A value whose static type is exactly nil cannot have fields read off it. The error explicitly tells you the type is nil and points at the two canonical fixes — optional access and the nil-guard:

error: cannot access property `foo` on `nil`; the value is statically known to be nil here
   = help: use the optional access operator `?.foo`, or narrow the value with a `!= nil` guard before reading fields

Property access on a nilable type

A T? (i.e. T | nil) value may be nil at runtime. Direct field access produces the same fix-suggestion as the nil case:

error: cannot access property `name` on nilable type `{name: string, email: string}?`; the value may be nil at runtime
   = help: use the optional access operator `?.name`, or narrow the value with a `!= nil` guard to drop the nil arm

The canonical guard pattern, which lets the typechecker narrow the inner shape inside the if body, is:

let data = r.data       // r.data: T | nil
if data != nil {
  log(data.name)    // data: T here
}

Property access on an unknown value

unknown is the safe top type — its whole point is to force a narrowing step before fields can be read. The diagnostic surfaces as a warning so gradual code keeps running while still telling the author what to do:

warning: property access `.verdict` on an `unknown` value will fail at runtime if the value is not a shape with that field
   = help: narrow with `is_a`/`type_of`, validate with `assert_shape`, or annotate with a shape type before accessing fields

The schema_is(value, Shape) form participates in flow narrowing — inside the truthy branch, value narrows to Shape and field access is strict-checked against it. See Schema as type.

Loose dict literals stay lenient

let d = {a: 1, b: 2} is inferred as a structural shape, but historically this idiom also covers "I want a dynamic dict." Harn keeps it lenient: a missing field on a literal-inferred shape returns nil at runtime instead of erroring.

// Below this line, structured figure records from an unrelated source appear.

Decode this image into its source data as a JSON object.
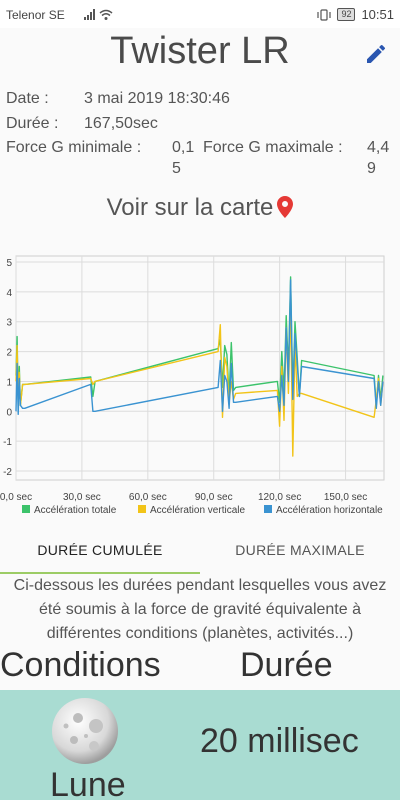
{
  "status_bar": {
    "carrier": "Telenor SE",
    "battery": "92",
    "time": "10:51"
  },
  "header": {
    "title": "Twister LR"
  },
  "details": {
    "date_label": "Date :",
    "date_value": "3 mai 2019 18:30:46",
    "duration_label": "Durée :",
    "duration_value": "167,50sec",
    "gmin_label": "Force G minimale :",
    "gmin_value": "0,1",
    "gmin_value_wrap": "5",
    "gmax_label": "Force G maximale :",
    "gmax_value": "4,4",
    "gmax_value_wrap": "9"
  },
  "map_link": {
    "label": "Voir sur la carte",
    "icon": "location-pin-icon",
    "color": "#e53935"
  },
  "chart_data": {
    "type": "line",
    "x_unit": "sec",
    "xlim": [
      0,
      167.5
    ],
    "ylim": [
      -2.3,
      5.2
    ],
    "x_ticks": [
      0,
      30,
      60,
      90,
      120,
      150
    ],
    "x_tick_labels": [
      "0,0 sec",
      "30,0 sec",
      "60,0 sec",
      "90,0 sec",
      "120,0 sec",
      "150,0 sec"
    ],
    "y_ticks": [
      -2,
      -1,
      0,
      1,
      2,
      3,
      4,
      5
    ],
    "y_tick_labels": [
      "-2",
      "-1",
      "0",
      "1",
      "2",
      "3",
      "4",
      "5"
    ],
    "grid": true,
    "legend_position": "bottom",
    "series": [
      {
        "name": "Accélération totale",
        "color": "#3cc36b",
        "x": [
          0,
          0.5,
          1,
          1.5,
          2,
          3,
          4,
          34,
          35,
          36,
          92,
          93,
          94,
          95,
          96,
          97,
          98,
          99,
          100,
          119,
          120,
          121,
          122,
          123,
          124,
          125,
          126,
          127,
          128,
          129,
          130,
          163,
          164,
          165,
          166,
          167
        ],
        "y": [
          1.2,
          2.5,
          0.3,
          1.5,
          0.2,
          0.9,
          0.9,
          1.15,
          0.5,
          1.0,
          2.1,
          2.4,
          0.8,
          2.2,
          1.9,
          0.5,
          2.3,
          0.7,
          0.8,
          1.0,
          0.3,
          2.0,
          0.6,
          3.2,
          1.4,
          4.5,
          0.6,
          3.0,
          1.8,
          0.5,
          1.7,
          1.2,
          0.2,
          1.2,
          0.4,
          1.2
        ]
      },
      {
        "name": "Accélération verticale",
        "color": "#f2c418",
        "x": [
          0,
          0.5,
          1,
          1.5,
          2,
          3,
          4,
          34,
          35,
          36,
          92,
          93,
          94,
          95,
          96,
          97,
          98,
          99,
          100,
          119,
          120,
          121,
          122,
          123,
          124,
          125,
          126,
          127,
          128,
          129,
          130,
          163,
          164,
          165,
          166,
          167
        ],
        "y": [
          1.0,
          2.2,
          0.3,
          1.3,
          0.2,
          0.9,
          0.9,
          1.1,
          0.9,
          1.0,
          2.0,
          2.9,
          -0.2,
          1.8,
          1.5,
          0.3,
          1.0,
          0.4,
          0.6,
          0.7,
          -0.5,
          1.5,
          -0.3,
          2.8,
          0.6,
          3.5,
          -1.5,
          2.3,
          0.5,
          0.6,
          0.6,
          -0.2,
          0.4,
          1.1,
          0.2,
          1.0
        ]
      },
      {
        "name": "Accélération horizontale",
        "color": "#3a93d1",
        "x": [
          0,
          0.5,
          1,
          1.5,
          2,
          3,
          4,
          34,
          35,
          36,
          92,
          93,
          94,
          95,
          96,
          97,
          98,
          99,
          100,
          119,
          120,
          121,
          122,
          123,
          124,
          125,
          126,
          127,
          128,
          129,
          130,
          163,
          164,
          165,
          166,
          167
        ],
        "y": [
          0.0,
          1.6,
          -0.1,
          1.1,
          0.2,
          0.1,
          0.1,
          0.9,
          0.0,
          0.0,
          0.8,
          1.7,
          0.0,
          1.2,
          1.0,
          0.1,
          1.6,
          0.3,
          0.3,
          0.5,
          0.0,
          1.2,
          0.2,
          2.8,
          1.0,
          4.4,
          0.4,
          2.6,
          1.6,
          0.5,
          1.5,
          1.1,
          0.1,
          1.0,
          0.2,
          1.0
        ]
      }
    ]
  },
  "tabs": [
    {
      "label": "DURÉE CUMULÉE",
      "active": true
    },
    {
      "label": "DURÉE MAXIMALE",
      "active": false
    }
  ],
  "description": "Ci-dessous les durées pendant lesquelles vous avez été soumis à la force de gravité équivalente à différentes conditions (planètes, activités...)",
  "table_header": {
    "conditions": "Conditions",
    "duration": "Durée"
  },
  "rows": [
    {
      "condition": "Lune",
      "duration": "20 millisec",
      "icon": "moon-icon",
      "color": "#a9dcd2"
    }
  ]
}
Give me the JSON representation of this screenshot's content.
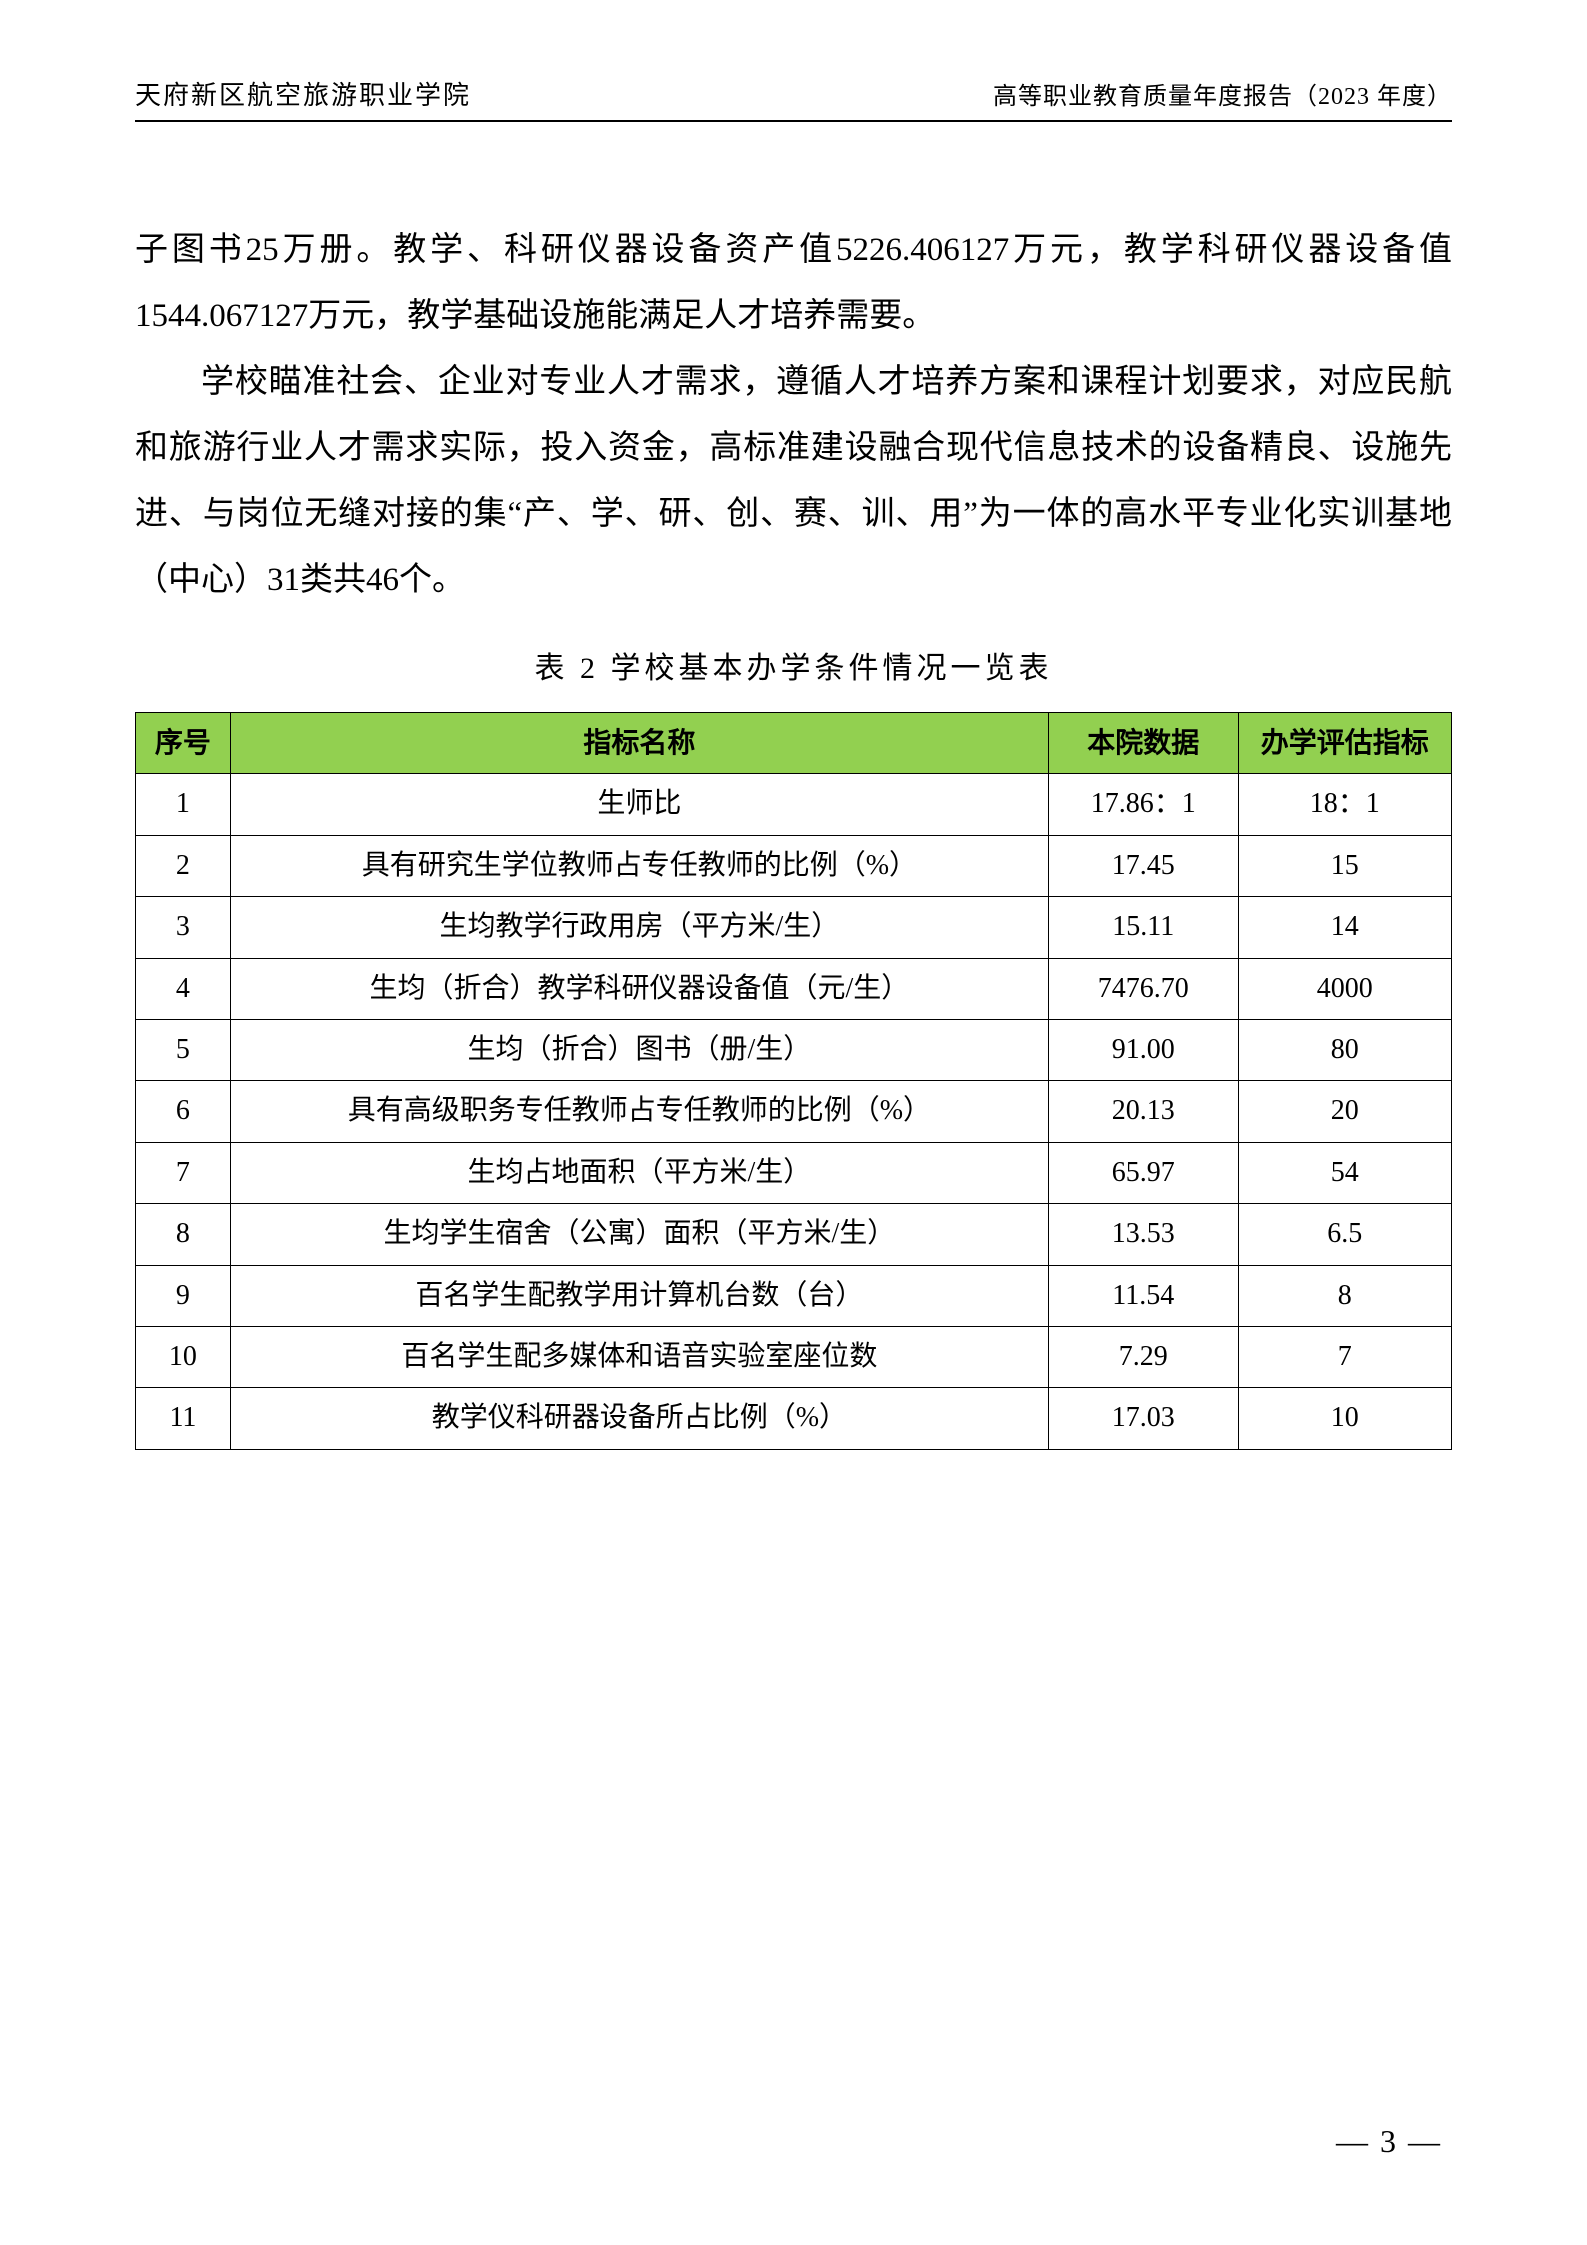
{
  "header": {
    "left": "天府新区航空旅游职业学院",
    "right": "高等职业教育质量年度报告（2023 年度）"
  },
  "paragraphs": {
    "p1": "子图书25万册。教学、科研仪器设备资产值5226.406127万元，教学科研仪器设备值1544.067127万元，教学基础设施能满足人才培养需要。",
    "p2": "学校瞄准社会、企业对专业人才需求，遵循人才培养方案和课程计划要求，对应民航和旅游行业人才需求实际，投入资金，高标准建设融合现代信息技术的设备精良、设施先进、与岗位无缝对接的集“产、学、研、创、赛、训、用”为一体的高水平专业化实训基地（中心）31类共46个。"
  },
  "table": {
    "caption": "表 2  学校基本办学条件情况一览表",
    "header_bg": "#92d050",
    "columns": [
      "序号",
      "指标名称",
      "本院数据",
      "办学评估指标"
    ],
    "rows": [
      [
        "1",
        "生师比",
        "17.86：1",
        "18：1"
      ],
      [
        "2",
        "具有研究生学位教师占专任教师的比例（%）",
        "17.45",
        "15"
      ],
      [
        "3",
        "生均教学行政用房（平方米/生）",
        "15.11",
        "14"
      ],
      [
        "4",
        "生均（折合）教学科研仪器设备值（元/生）",
        "7476.70",
        "4000"
      ],
      [
        "5",
        "生均（折合）图书（册/生）",
        "91.00",
        "80"
      ],
      [
        "6",
        "具有高级职务专任教师占专任教师的比例（%）",
        "20.13",
        "20"
      ],
      [
        "7",
        "生均占地面积（平方米/生）",
        "65.97",
        "54"
      ],
      [
        "8",
        "生均学生宿舍（公寓）面积（平方米/生）",
        "13.53",
        "6.5"
      ],
      [
        "9",
        "百名学生配教学用计算机台数（台）",
        "11.54",
        "8"
      ],
      [
        "10",
        "百名学生配多媒体和语音实验室座位数",
        "7.29",
        "7"
      ],
      [
        "11",
        "教学仪科研器设备所占比例（%）",
        "17.03",
        "10"
      ]
    ]
  },
  "page_number": "— 3 —"
}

To opt into strict checking, annotate the binding or thread it through a typed function parameter:

// Lenient — d.missing returns nil
let d = {a: 1, b: 2}

// Strict — d.missing is a typecheck error
type Counts = {a: int, b: int}
let d: Counts = {a: 1, b: 2}

The same opt-in applies to var x = nil widening loops; annotating with var x: T? = nil enables the strict diagnostics. Use the unannotated form for genuinely dynamic loops, and the annotated form when you want the typechecker to enforce the invariant.

Stdlib helper option errors

Stdlib collection helpers — pick_keys, filter_nil, merge, pick, omit — declare typed signatures (dict<string, V>, typed option shapes like PickKeysOptions = {drop_nil?: bool}). The typechecker catches misuse statically against the declared contract:

error: function `pick_keys` parameter `d`: expected dict<string, V>, found string

For option-bag parameters, direct dict literals also reject unknown keys:

error: argument 3 `options`: unknown option `dropnil`; expected one of `drop_nil` — did you mean `drop_nil`?

When a value flows in dynamically (e.g. via unknown or a boundary source), the runtime parameter guard catches it with the parameter name intact:

Type error: parameter 'd': expected dict or struct, got string

Either way the failure points at the helper boundary, not several frames down inside the helper body.

Runtime shape validation

A runtime assert_shape (used by typed-parameter checks at fn and pipeline boundaries) reports the missing field, the closest match, and the keys actually present:

Type error: parameter 'u': missing field 'age' (int) — available fields: name, email, agee

The "available fields: …" tail is especially useful when an external boundary (LLM output, JSON parse, host bridge call) silently returned a near-miss of the expected shape — reading the actual keys often diagnoses the bug without rerunning under a debugger. The wording matches the static typechecker so authors see the same phrasing whether the failure surfaces at harn check time or runtime shape validation.